People in Western society do not feel they can honestly discuss problems that exist in the Muslim community, UKIP's leader in the Welsh Assembly has said.

During a heated BBC Wales Ask the Leader programme, Neil Hamilton said an extreme "strand of Islam" was having a "dramatic and disastrous effect".

He said the Manchester suicide bomber was a "fundamentalist Muslim".

He denied UKIP was targeting Muslims, but claimed "the problem exists only within the Muslim community".

The AM for Mid and West Wales said: "Part of the problem with Islamophobia today in Western society is that people feel that we've not been able honestly to discuss problems that undoubtedly exist within the Muslim community.

"There is a strand of Islam which is extreme and fundamentalist, which don't believe that women have any place in society.

"It doesn't matter how tiny the percentage is. It clearly has a dramatic and disastrous effect.

"The views espoused by the person who was responsible for that disgraceful, disgusting outrage in Manchester a few days ago is somebody who believes in fundamentalist Islam.

"The overwhelming majority of Muslims are just as outraged by this as anybody else. But until we actually deal with the particular problems that exist within that religion and no other within Western society - let's be honest about this, it is solely within Islam - this is something which will never truly be sorted out.

When challenged that UKIP was unfairly singling out Muslims, Mr Hamilton replied: "We're not targeting the Muslim community. The problem exists only within the Muslim community.

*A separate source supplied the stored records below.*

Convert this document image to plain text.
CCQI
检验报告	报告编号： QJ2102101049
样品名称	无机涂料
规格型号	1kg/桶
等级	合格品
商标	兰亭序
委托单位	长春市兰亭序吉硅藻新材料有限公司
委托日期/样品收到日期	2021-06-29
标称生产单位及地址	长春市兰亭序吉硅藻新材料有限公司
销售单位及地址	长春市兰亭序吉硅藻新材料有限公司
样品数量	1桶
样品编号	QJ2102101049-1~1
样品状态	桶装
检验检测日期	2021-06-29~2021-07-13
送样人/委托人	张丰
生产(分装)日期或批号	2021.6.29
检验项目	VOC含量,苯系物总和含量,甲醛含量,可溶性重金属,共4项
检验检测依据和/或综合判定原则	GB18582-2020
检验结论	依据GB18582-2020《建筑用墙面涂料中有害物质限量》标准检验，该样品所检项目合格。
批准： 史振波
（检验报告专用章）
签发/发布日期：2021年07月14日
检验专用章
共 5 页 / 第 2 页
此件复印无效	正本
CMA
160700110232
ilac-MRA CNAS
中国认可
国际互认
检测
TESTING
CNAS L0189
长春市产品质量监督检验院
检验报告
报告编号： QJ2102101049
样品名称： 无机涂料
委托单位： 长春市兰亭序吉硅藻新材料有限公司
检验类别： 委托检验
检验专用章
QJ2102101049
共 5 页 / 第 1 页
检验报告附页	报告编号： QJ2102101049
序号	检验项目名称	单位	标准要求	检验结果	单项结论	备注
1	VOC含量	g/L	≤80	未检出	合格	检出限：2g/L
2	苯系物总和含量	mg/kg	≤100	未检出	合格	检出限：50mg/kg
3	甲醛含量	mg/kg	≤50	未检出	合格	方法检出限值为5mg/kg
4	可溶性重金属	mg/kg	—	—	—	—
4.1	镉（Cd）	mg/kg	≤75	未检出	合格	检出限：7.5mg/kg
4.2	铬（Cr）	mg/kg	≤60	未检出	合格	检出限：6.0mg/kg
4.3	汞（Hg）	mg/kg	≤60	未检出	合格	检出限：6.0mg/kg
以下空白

"This suicide bomber was a fundamentalist Muslim. All suicide bombers have been fundamentalist Muslims. We are targeting the root cause of the problem."

Mr Hamilton went on to say that it was an "unfortunate feature of the Muslim community that a very substantial proportion of Muslim women, towards a quarter, have very little command of English as a language".

"We will never get proper integration unless we do something to address this particular problem."

Asked how he would change that situation, he said it was "difficult" and that people could not be compelled to do what they do not want to do.

"I think it's got to come within the Muslim community itself," said Mr Hamilton.

Asked about UKIP's policy to ban face veils worn by Muslim women, he said: "You can force people to change the outward symbols".

He added: "The veil is a barrier not just to integration but also to treating women, I think, in a way which frees them from the confines of what I personally regard as anachronistic views about the role of women in society."

Expert view - from Nye Davies of Cardiff University's Wales Governance Centre

If the latest polling data is anything to go by then we are about to witness one of the quickest declines a political party has faced in recent times.

In the 2016 Welsh Assembly election, UKIP won 12.5% of the constituency vote and 13% of the regional vote.

For the upcoming election, polling data from the Wales Governance Centre puts UKIP on 5%. This is an 8% drop from opinion polls in January, a remarkable decline in such a short amount of time.

With UKIP voters seemingly moving in their droves to the Conservatives as Theresa May asks for a "strong hand" in Brexit negotiations, it is difficult to see what the party can offer.

UKIP's entire purpose has been to campaign for the UK to leave the EU - now that this is happening, what else does the party offer?